When Utrecht invests in addressing homelessness — which disproportionately affects undocumented people but is not exclusively about them — the benefits reach everyone who uses public spaces. When the city ensures children can go to school regardless of their parents’ status, it invests in the social fabric of neighbourhoods. When it ensures access to healthcare for people without papers, it protects public health for the whole population. During the COVID-19 pandemic, this last point became particularly obvious: a city that vaccinated everyone, regardless of their legal status, had better public health outcomes. 

This framing — inclusive policy as locally beneficial, not nationally divisive — is what allows Utrecht to bring along politicians who are not instinctively sympathetic to migrants’ rights. It is not compromise or evasion. It is a genuine insight: the things that help vulnerable people in a city tend to help everyone. 

The governance problem 

The frustration underneath all of this was given a sharper edge by another voice in the room: Tabasum Westra-van Til, spokesperson Asylum of a coalition party and migration researcher, University of Amsterdam. She brings a perspective that is unusual in this debate — someone who sits both in the academic world of migration science and in the political world where local policy is actually made and defended. 

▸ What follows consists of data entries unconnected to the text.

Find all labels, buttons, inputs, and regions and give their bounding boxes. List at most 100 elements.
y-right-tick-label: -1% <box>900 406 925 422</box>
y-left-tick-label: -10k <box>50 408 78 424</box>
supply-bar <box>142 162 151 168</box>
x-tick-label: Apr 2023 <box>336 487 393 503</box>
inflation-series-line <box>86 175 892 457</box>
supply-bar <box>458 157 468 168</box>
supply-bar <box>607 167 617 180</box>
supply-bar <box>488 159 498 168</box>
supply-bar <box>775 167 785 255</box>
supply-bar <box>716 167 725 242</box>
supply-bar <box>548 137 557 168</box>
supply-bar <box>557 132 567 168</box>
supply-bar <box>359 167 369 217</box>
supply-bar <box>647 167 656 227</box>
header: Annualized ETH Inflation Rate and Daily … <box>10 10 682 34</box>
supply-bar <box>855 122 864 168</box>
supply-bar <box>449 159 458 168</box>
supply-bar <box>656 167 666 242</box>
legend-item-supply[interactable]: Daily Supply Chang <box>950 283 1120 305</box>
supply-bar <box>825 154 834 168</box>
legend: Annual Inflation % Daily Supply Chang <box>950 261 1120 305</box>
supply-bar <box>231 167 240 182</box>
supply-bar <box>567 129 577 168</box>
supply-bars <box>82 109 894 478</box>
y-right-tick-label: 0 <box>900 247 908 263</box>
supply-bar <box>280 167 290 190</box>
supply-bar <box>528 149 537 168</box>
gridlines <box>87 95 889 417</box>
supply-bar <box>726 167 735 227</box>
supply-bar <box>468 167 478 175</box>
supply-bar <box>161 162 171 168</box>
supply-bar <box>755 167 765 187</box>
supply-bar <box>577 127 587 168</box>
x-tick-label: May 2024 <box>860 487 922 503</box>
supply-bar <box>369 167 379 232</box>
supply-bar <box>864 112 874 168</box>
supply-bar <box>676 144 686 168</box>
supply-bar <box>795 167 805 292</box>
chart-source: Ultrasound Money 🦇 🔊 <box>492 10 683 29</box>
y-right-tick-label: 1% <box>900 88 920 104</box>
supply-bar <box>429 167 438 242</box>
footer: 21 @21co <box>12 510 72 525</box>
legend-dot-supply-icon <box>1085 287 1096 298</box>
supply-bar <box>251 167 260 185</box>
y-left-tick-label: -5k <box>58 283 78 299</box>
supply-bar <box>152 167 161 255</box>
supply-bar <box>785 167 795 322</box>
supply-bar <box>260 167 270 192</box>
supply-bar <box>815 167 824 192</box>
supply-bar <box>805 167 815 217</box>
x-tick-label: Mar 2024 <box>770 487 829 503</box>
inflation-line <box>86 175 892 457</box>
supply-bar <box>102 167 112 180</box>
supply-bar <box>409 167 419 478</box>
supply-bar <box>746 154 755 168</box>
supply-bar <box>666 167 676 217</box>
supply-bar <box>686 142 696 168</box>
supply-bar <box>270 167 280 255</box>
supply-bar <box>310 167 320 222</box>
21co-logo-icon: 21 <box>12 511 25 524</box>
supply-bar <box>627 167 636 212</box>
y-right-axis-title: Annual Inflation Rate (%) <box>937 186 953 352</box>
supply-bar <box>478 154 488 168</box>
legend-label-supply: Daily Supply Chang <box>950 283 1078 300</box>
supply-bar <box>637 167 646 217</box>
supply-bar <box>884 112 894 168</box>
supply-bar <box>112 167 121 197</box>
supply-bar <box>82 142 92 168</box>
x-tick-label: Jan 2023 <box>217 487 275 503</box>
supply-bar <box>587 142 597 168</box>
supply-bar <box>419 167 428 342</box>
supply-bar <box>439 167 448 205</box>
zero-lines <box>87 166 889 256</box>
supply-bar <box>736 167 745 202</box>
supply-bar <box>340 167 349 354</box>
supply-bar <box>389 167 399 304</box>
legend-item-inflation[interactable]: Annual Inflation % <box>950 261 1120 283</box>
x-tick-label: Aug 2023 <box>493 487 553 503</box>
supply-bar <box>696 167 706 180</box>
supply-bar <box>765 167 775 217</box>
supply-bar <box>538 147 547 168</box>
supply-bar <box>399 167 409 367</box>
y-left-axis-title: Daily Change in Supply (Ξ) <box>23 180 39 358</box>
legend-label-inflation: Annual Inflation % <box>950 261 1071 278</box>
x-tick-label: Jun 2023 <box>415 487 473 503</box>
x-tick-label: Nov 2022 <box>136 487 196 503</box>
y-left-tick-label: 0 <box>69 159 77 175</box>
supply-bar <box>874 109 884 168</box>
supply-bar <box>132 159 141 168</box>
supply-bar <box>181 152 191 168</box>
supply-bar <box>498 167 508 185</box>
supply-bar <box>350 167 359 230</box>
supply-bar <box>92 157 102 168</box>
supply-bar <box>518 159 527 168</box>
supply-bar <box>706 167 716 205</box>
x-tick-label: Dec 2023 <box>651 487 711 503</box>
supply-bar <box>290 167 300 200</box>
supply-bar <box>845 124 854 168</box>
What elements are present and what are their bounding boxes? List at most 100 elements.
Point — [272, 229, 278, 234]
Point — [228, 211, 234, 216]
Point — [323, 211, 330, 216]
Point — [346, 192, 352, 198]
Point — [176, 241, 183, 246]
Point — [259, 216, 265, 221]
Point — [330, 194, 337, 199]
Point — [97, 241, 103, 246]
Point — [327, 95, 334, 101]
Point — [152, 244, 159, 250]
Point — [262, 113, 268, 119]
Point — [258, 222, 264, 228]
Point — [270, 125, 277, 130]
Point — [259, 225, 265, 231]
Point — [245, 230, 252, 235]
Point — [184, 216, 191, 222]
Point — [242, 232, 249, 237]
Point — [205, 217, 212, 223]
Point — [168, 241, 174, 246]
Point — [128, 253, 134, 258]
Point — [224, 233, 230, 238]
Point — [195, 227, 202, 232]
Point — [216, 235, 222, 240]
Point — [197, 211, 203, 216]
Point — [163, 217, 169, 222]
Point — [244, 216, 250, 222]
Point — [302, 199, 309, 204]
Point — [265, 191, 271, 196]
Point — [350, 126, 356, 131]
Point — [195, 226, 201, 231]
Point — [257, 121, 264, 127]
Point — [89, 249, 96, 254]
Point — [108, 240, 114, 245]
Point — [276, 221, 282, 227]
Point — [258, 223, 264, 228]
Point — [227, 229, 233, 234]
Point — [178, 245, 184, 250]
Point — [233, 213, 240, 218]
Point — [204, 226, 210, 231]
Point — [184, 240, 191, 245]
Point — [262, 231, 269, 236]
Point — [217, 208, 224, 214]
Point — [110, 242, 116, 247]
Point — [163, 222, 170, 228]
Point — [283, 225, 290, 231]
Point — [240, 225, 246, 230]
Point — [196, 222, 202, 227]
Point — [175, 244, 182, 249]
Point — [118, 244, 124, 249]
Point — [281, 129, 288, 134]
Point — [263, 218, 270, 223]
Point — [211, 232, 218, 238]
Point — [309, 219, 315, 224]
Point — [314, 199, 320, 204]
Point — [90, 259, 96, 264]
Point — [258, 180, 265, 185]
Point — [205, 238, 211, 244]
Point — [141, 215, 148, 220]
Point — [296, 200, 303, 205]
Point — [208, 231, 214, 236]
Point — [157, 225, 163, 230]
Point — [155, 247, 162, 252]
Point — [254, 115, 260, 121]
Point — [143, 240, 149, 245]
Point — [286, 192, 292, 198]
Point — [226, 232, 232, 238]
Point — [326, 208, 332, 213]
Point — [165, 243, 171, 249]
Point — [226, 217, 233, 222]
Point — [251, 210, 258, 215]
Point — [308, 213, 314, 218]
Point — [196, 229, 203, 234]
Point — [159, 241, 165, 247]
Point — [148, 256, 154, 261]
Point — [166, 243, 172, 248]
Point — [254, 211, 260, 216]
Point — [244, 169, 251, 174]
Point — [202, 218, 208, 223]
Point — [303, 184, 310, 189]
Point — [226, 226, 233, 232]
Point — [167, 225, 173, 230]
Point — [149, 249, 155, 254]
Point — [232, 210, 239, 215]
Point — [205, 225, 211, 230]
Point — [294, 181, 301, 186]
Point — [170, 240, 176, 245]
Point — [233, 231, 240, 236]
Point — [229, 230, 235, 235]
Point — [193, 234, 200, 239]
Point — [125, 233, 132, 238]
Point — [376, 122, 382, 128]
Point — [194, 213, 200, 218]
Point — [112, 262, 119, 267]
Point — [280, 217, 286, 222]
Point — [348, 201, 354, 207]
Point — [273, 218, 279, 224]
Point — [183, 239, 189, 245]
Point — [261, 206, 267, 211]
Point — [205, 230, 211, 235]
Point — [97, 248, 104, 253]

Her point was direct. Local governments are dealing with the consequences of decisions made at national and European level — decisions they had no role in making. When the national government cuts legal aid, speeds up return procedures, or reduces support for people waiting for a decision, those changes do not happen in a vacuum. They happen to real people, in real places, who then show up in municipal services, city-funded shelters, and emergency healthcare. 

“We are working with the end result of ill-equipped policies. It ends on our streets and we have to deal with it. And our experience and our empirical data are not being taken into account.”  — Tabasum Westra-van Til, spokesperson Asylum of a coalition party and migration researcher, University of Amsterdam 

This is a governance failure as much as a migration failure. Utrecht and cities like it have 25 years of evidence about what works: which interventions reduce long-term costs, which approaches build enough trust to make case management possible, which policies simply push problems out of sight without resolving them. 

That evidence is not making it into national policy in any systematic way. The people who know the most about what migration policy produces in practice have the least influence over how it is designed. And Westra-van Til’s position — straddling the local council chamber and the university — illustrates exactly why that gap is so costly: the knowledge exists. It simply is not being heard. 

What other cities can do 

Utrecht’s Human Rights City model is not just a local story. It is a template. Other cities can adopt the same framework — the formal commitment, the cross-sector coalition, the embedding of rights into governance. Some already have. The network of Human Rights Cities is growing, and the model has been shown to work across different political environments. 

Braat’s call is for those cities to connect more actively — to build coalitions that can take their evidence to national parliaments and European institutions and say, clearly: we are dealing with the consequences of your policies. Here is what we have learned. Here is what works. And here is the cost of ignoring us. 

The city is not just a victim of national policy. It is also a source of knowledge that national policy urgently needs. Finding ways to bring that knowledge into the rooms where decisions are made is one of the most practical things that could be done to improve migration governance in Europe right now.